The response emerged in WSJ earlier today in a report that cited people familiar with the matter.

They claimed that the regulator considers the applications unclear and incomprehensive. This was not the outcome many had expected, given that the companies worked to improve on all the issues the regulator pointed out before.

Furthermore, the revelation was quite striking, as one of the applications came from BlackRock, the world’s largest asset manager itself.

The SEC says the ETF applications lack clarity

The unnamed source that shared the SEC’s insight believes that the BTC ETF applicants were not specific enough regarding the surveillance-sharing agreement.

The agreement’s purpose is to deter fraud and manipulation and to ensure that the fund issuer is adequately monitoring the trading activities in the market, as well as customer identities and clearing activities.

After reviewing the applications, the regulator decided that all applications were lacking in this regard.

The crypto industry’s disappointment with the response is clear in Bitcoin’s price action.
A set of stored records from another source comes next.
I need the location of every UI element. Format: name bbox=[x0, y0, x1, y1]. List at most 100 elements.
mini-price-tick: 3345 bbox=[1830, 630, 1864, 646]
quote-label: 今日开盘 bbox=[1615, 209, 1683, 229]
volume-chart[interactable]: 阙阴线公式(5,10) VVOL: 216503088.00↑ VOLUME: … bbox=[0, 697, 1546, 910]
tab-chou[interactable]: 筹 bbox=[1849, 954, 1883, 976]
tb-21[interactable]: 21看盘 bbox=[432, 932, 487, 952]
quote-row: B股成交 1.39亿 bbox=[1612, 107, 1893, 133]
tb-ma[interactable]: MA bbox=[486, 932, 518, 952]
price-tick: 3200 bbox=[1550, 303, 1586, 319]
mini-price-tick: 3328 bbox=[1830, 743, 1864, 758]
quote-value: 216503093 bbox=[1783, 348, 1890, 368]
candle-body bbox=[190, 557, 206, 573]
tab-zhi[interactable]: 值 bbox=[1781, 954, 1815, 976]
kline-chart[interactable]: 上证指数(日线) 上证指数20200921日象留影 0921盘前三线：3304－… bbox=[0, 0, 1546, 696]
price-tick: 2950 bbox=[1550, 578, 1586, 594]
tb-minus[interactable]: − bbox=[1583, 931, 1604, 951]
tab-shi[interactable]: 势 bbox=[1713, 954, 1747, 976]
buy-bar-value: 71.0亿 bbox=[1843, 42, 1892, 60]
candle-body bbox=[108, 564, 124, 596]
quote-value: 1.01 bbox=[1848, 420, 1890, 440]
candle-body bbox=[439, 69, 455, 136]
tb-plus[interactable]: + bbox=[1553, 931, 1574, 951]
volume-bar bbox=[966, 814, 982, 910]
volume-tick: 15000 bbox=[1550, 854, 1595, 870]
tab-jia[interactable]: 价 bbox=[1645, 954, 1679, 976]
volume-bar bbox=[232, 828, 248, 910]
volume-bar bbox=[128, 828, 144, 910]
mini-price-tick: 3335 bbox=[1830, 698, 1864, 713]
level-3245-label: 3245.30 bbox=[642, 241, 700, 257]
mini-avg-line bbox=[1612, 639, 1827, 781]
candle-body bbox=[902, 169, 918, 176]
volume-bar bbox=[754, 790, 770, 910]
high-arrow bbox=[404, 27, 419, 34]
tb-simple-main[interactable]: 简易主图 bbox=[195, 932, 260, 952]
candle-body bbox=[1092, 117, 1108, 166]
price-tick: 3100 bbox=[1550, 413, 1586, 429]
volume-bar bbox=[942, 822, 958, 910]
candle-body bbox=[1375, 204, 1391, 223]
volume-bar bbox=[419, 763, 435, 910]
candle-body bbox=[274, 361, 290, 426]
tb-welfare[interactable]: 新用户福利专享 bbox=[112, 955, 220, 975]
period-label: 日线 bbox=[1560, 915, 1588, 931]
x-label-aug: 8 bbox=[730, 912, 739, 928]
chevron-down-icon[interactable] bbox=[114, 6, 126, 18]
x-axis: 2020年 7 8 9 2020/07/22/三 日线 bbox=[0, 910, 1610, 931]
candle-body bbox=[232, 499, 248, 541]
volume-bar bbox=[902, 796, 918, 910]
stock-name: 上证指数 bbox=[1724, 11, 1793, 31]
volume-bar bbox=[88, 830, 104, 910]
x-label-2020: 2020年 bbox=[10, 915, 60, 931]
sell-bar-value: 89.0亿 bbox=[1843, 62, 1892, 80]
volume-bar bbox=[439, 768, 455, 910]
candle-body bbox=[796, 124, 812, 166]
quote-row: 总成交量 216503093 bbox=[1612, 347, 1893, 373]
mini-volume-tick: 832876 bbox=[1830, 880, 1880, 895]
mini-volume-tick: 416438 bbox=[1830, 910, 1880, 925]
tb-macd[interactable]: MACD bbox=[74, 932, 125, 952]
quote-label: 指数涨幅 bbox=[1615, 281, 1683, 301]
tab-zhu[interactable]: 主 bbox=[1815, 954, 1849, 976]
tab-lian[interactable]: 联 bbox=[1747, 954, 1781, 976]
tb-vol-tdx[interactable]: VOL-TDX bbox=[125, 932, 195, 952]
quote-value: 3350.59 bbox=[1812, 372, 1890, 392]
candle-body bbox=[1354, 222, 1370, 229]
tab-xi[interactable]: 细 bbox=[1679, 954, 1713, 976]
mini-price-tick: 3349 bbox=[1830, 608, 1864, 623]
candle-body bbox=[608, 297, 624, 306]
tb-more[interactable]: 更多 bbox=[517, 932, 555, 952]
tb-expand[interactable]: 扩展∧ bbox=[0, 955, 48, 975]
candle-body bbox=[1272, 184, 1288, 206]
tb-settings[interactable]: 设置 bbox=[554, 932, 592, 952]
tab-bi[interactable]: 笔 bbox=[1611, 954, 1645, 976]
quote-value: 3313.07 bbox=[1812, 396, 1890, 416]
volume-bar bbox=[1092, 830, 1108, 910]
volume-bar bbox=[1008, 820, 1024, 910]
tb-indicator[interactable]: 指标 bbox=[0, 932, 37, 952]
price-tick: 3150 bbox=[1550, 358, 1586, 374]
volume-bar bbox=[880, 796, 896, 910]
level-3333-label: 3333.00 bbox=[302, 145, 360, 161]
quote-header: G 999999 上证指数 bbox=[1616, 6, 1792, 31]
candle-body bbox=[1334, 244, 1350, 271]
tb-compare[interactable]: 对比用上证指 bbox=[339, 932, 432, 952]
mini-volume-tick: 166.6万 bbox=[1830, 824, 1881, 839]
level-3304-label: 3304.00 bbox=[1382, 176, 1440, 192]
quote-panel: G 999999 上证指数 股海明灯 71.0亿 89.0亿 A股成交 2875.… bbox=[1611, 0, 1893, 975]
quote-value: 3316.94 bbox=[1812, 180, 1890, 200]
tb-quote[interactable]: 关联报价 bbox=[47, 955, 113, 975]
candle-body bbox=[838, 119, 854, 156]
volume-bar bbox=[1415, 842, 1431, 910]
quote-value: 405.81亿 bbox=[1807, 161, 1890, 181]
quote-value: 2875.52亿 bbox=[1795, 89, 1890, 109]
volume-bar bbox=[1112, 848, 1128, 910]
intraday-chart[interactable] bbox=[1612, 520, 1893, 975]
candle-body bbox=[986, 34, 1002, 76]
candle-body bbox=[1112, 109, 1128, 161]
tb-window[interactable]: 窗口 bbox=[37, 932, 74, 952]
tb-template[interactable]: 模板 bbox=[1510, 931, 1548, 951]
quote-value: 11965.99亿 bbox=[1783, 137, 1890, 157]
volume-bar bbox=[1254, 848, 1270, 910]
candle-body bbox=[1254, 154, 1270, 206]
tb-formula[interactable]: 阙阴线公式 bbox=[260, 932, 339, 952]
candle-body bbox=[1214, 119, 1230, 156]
After previously sitting slightly above $31k, the price crashed all the way down to the support at $30k following the announcement.

Chart June 3-

The disappointment is understandable, given that BlackRock’s entry into the ETF race caused Bitcoin’s price to go on a 2-week surge. When several other major fund managers followed, the investors were certain that at least one of the big players would approve their ETF proposal.
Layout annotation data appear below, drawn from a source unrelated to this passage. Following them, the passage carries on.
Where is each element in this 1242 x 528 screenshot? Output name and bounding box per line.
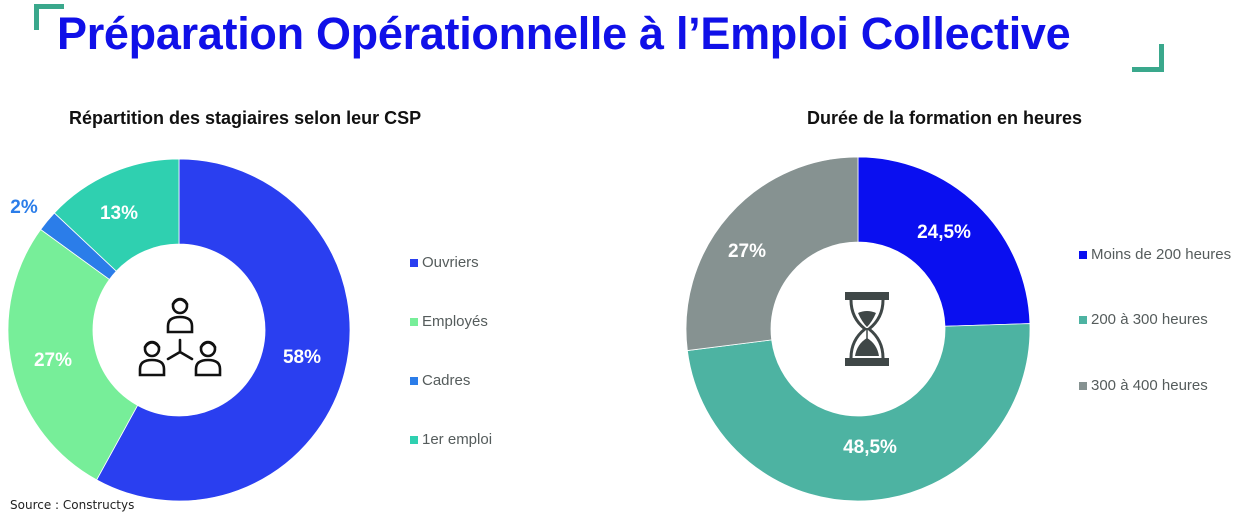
legend-swatch <box>410 317 418 326</box>
legend-item-employes: Employés <box>410 313 488 330</box>
label-employes: 27% <box>34 350 72 371</box>
people-network-icon <box>138 297 222 377</box>
legend-item-cadres: Cadres <box>410 372 470 389</box>
donut-slice <box>686 323 1031 502</box>
legend-label: Cadres <box>422 372 471 389</box>
left-chart-title: Répartition des stagiaires selon leur CS… <box>69 108 422 128</box>
duration-donut-chart: 24,5% 48,5% 27% <box>685 156 1031 502</box>
legend-label: 1er emploi <box>422 431 493 448</box>
label-cadres: 2% <box>10 197 38 218</box>
label-300-400: 27% <box>728 241 766 262</box>
legend-label: Employés <box>422 313 488 330</box>
hourglass-icon <box>845 292 889 366</box>
donut-slice <box>857 156 1031 327</box>
legend-label: Ouvriers <box>422 254 479 271</box>
legend-item-moins-200: Moins de 200 heures <box>1079 246 1231 263</box>
legend-item-ouvriers: Ouvriers <box>410 254 479 271</box>
label-200-300: 48,5% <box>843 437 897 458</box>
legend-swatch <box>410 435 418 444</box>
legend-swatch <box>410 258 418 267</box>
legend-swatch <box>1079 315 1087 324</box>
page-title: Préparation Opérationnelle à l’Emploi Co… <box>57 8 1071 59</box>
legend-swatch <box>1079 250 1087 259</box>
donut-slice <box>685 156 859 352</box>
label-1er-emploi: 13% <box>100 203 138 224</box>
legend-swatch <box>1079 381 1087 390</box>
legend-item-200-300: 200 à 300 heures <box>1079 311 1208 328</box>
label-ouvriers: 58% <box>283 347 321 368</box>
donut-slice <box>96 158 351 502</box>
label-moins-200: 24,5% <box>917 222 971 243</box>
legend-item-300-400: 300 à 400 heures <box>1079 377 1208 394</box>
legend-label: 300 à 400 heures <box>1091 377 1208 394</box>
bracket-top-left-decoration <box>34 4 64 30</box>
legend-item-1er-emploi: 1er emploi <box>410 431 492 448</box>
source-note: Source : Constructys <box>10 498 135 512</box>
bracket-bottom-right-decoration <box>1132 44 1164 72</box>
right-chart-title: Durée de la formation en heures <box>807 108 1083 128</box>
csp-donut-chart: 58% 27% 2% 13% <box>7 158 351 502</box>
legend-swatch <box>410 376 418 385</box>
donut-slice <box>7 228 139 481</box>
legend-label: 200 à 300 heures <box>1091 311 1208 328</box>
donut-slice <box>53 158 180 272</box>
legend-label: Moins de 200 heures <box>1091 246 1232 263</box>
Bitcoin ETF would protect investors, Fidelity claims

Fidelity itself submitted its application yesterday, and similar proposals came from Invesco, Valkyrie, Wisdom Tree, and Bitwise. Since there is not a single spot Bitcoin ETF in the US due to the SEC’s reluctance to approve one, investors were sure that the SEC would finally change its stance, believing that these major fund managers know what they are doing.

However, the regulator seems to be holding to its old reasons, claiming that the price of Bitcoin is open to manipulation.

Despite this, investors want access to a Bitcoin ETF, as it would allow them to profit from BTC price action without holding and managing the asset. This is primarily a concern among institutional investors, who prefer to work with assets in a familiar way.

Fidelity even argued in its application that a Bitcoin ETF would allow investors to avoid risk. However, despite the SEC’s claims that it wants to protect investors, its refusal to approve an ETF indicates that this is not the real reason behind the decision.

The regulator still seems to be focused on disrupting the advancement of the crypto industry in the US in any way possible.

On the plus side, the regulator did approve the first leveraged Bitcoin futures ETF last week.

The new product was opened to investors this Tuesday on the Chicago Board Options Exchange (CBOE).